Questo lavoro di Pirandello è denso di significati sulla missione dell'arte e del teatro in particolare, rispetto al potere (qui è quello cieco e sordo dei Giganti) che, in tutti i tempi, non sembra in grado di rispettarne il valore sociale e culturale. E, per questo, sembra avere anche un valore profetico.

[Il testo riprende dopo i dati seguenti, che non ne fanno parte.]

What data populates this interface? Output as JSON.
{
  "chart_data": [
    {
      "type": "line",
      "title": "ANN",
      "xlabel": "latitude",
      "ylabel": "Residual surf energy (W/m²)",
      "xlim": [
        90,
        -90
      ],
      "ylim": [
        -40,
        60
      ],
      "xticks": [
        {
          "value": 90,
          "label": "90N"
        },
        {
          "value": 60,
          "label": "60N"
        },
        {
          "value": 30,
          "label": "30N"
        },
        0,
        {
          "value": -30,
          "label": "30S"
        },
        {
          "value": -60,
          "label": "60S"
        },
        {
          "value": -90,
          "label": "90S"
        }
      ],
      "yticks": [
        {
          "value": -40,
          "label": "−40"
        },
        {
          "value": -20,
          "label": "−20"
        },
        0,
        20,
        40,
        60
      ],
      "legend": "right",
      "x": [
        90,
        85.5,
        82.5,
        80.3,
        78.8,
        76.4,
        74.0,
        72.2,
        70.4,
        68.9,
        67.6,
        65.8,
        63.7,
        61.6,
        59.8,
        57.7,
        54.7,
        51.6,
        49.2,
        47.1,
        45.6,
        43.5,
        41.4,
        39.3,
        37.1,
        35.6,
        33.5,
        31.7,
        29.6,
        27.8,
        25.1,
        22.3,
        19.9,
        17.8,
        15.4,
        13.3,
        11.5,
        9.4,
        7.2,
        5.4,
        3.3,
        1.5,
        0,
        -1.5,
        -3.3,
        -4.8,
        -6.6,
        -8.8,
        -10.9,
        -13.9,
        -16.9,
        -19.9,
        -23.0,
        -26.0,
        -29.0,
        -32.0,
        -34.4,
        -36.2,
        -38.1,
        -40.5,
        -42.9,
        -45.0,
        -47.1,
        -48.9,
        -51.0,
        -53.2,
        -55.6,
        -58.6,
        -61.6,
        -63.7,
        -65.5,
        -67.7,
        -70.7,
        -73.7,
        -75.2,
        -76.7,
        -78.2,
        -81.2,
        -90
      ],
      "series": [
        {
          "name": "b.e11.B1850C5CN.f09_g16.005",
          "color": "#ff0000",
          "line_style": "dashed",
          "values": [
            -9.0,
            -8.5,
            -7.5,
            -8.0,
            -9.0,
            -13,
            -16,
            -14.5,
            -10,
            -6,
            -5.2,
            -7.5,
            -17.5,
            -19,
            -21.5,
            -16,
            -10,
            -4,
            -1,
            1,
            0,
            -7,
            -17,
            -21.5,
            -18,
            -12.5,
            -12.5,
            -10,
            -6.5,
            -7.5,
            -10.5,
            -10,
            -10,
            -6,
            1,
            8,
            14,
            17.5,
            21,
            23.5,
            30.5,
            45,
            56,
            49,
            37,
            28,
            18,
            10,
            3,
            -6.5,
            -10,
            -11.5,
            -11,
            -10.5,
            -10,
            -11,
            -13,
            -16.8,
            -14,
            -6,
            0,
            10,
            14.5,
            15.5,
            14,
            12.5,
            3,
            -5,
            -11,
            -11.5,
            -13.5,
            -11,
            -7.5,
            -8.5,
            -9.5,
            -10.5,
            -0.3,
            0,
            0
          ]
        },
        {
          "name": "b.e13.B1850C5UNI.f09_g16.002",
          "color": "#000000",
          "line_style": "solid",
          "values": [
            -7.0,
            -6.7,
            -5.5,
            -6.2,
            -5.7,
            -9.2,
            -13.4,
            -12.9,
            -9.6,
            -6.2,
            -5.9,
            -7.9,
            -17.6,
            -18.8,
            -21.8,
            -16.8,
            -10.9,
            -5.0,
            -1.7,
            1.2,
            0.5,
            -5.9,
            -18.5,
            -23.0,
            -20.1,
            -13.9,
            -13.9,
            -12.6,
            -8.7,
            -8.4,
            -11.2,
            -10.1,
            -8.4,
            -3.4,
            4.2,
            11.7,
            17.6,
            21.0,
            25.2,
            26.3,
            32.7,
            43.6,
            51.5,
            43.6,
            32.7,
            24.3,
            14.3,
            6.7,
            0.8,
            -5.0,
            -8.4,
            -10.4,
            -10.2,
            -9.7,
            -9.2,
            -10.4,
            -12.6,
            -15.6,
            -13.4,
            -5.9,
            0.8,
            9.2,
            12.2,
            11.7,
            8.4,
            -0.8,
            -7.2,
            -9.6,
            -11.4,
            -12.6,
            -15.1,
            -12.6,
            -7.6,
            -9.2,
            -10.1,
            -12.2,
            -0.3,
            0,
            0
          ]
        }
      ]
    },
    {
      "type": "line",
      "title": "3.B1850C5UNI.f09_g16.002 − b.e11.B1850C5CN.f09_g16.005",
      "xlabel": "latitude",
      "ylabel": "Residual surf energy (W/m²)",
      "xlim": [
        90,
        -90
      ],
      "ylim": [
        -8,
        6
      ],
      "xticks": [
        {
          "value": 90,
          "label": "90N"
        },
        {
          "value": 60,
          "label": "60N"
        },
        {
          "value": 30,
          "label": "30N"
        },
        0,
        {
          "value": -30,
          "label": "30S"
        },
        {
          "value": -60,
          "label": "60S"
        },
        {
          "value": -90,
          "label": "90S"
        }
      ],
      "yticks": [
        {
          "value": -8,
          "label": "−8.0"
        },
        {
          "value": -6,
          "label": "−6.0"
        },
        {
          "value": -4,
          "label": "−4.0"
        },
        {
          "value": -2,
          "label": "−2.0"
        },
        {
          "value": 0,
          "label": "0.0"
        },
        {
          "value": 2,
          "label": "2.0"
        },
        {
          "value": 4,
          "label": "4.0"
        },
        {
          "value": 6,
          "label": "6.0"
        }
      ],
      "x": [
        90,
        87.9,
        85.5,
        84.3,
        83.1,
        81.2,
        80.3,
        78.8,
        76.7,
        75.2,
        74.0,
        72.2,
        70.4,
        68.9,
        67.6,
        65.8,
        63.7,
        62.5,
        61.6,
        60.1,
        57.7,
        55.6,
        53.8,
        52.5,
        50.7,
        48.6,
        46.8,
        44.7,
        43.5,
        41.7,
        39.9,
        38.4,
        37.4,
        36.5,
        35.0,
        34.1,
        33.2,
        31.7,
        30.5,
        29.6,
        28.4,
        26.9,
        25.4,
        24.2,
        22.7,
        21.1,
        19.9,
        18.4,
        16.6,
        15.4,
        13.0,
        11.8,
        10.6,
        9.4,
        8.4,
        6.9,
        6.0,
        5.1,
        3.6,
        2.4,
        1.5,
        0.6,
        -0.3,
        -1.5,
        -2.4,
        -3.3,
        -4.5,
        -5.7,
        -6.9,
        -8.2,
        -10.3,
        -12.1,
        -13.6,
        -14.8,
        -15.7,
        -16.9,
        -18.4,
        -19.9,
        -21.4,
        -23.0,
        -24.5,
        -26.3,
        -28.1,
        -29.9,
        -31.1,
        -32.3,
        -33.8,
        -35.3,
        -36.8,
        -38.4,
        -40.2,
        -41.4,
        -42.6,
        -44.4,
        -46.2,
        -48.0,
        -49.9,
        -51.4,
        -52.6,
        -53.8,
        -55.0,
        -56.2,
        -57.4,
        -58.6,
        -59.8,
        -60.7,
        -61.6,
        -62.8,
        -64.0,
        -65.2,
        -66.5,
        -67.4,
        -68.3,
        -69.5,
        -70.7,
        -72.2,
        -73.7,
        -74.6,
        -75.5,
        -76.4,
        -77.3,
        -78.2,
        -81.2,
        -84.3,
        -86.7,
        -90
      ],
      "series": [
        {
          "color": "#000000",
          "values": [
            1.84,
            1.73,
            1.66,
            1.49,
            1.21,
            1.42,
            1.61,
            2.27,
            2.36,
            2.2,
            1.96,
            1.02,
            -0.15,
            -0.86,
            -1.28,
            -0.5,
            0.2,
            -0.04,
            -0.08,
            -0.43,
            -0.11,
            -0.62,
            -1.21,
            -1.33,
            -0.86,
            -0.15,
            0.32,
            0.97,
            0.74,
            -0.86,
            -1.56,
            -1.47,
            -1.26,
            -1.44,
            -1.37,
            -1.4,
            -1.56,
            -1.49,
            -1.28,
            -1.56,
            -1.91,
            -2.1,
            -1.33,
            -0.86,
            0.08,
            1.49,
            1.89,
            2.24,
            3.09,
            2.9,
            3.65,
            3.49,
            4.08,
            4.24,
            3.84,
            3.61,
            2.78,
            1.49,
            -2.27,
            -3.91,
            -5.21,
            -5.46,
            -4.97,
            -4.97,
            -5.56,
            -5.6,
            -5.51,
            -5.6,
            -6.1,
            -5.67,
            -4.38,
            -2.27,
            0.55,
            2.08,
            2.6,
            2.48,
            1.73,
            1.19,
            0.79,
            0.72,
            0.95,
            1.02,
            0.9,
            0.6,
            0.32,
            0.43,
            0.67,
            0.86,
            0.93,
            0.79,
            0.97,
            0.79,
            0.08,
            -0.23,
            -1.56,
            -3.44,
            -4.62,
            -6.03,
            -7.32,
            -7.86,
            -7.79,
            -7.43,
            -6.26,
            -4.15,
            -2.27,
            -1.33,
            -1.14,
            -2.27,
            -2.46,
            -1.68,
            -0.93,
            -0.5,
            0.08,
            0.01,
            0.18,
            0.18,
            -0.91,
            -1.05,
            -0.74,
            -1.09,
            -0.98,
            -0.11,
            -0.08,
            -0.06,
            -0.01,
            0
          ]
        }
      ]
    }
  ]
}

"L'arrivo della Compagnia della Contessa - si legge nelle note di regia - alla Villa dove il Mago Cotrone e i suoi 'scalognati' hanno scelto di vivere per isolarsi dalla 'civiltà', è l'incontro fra due universi uguali e contrari. La Compagnia, fedele all'idea di Poesia assoluta, si è ormai ridotta in miseria: nessuno, nel mondo, sembra più disposto ad ascoltare e comprendere. Ma ecco che arrivati alla Villa, come in un sogno, ciò che i teatranti cercano strenuamente sembra manifestarsi in quel luogo prodigioso: in un gioco fantastico di apparizioni e trasfigurazioni, di doppi e di identità rubate, la Villa e i suoi abitanti evocano e materializzano i personaggi, le scene, le atmosfere de 'La favola del figlio cambiato', l'opera che i poveri attori cercano di rappresentare senza più riuscirci. Cotrone invita i suoi ospiti a rimanere, per creare insieme nuovi e favolosi incanti dei quali potranno godere lì dentro, solo per loro, ma la Contessa Ilse non può accettare di chiudersi tra quelle mura. La sua missione è di portare e far vivere la Poesia tra la gente, e decide quindi di affrontare il confronto con la realtà, a costo della sua stessa vita".
L'opera, come è noto, è rimasta incompiuta a causa della morte di Pirandello. Il finale, però, fu sognato e raccontato dal drammaturgo al figlio Stefano dopo una notte molto agitata, e vede l'estremo sacrificio di Ilse.
"Nel nostro allestimento - scrivono Vetrano e Randisi - il personaggio di Ilse, che incarna l'idea di purezza e necessità del Teatro, ha un volto che continuamente si sdoppia. Sparisce e riappare inaspettatamente, cambia timbro e intonazione della voce. È forse Cotrone, detto il Mago - che ha conoscenza e pratica di virtù esoteriche - a ispirarne l'umore, a governare il suo essere, a decidere il suo apparire? È lui che evoca il suo doppio e la fa rispecchiare in se stessa? O è la forza della nostra immaginazione? (...) Vogliamo che la nostra Ilse ci lasci in dono il Teatro che non muore, come l'olivo saraceno che Pirandello sognò e descrisse al figlio prima di morire, quell'olivo che alla fine del terzo atto doveva rimanere al centro della scena, a rappresentare e contenere il passato, il presente e il futuro".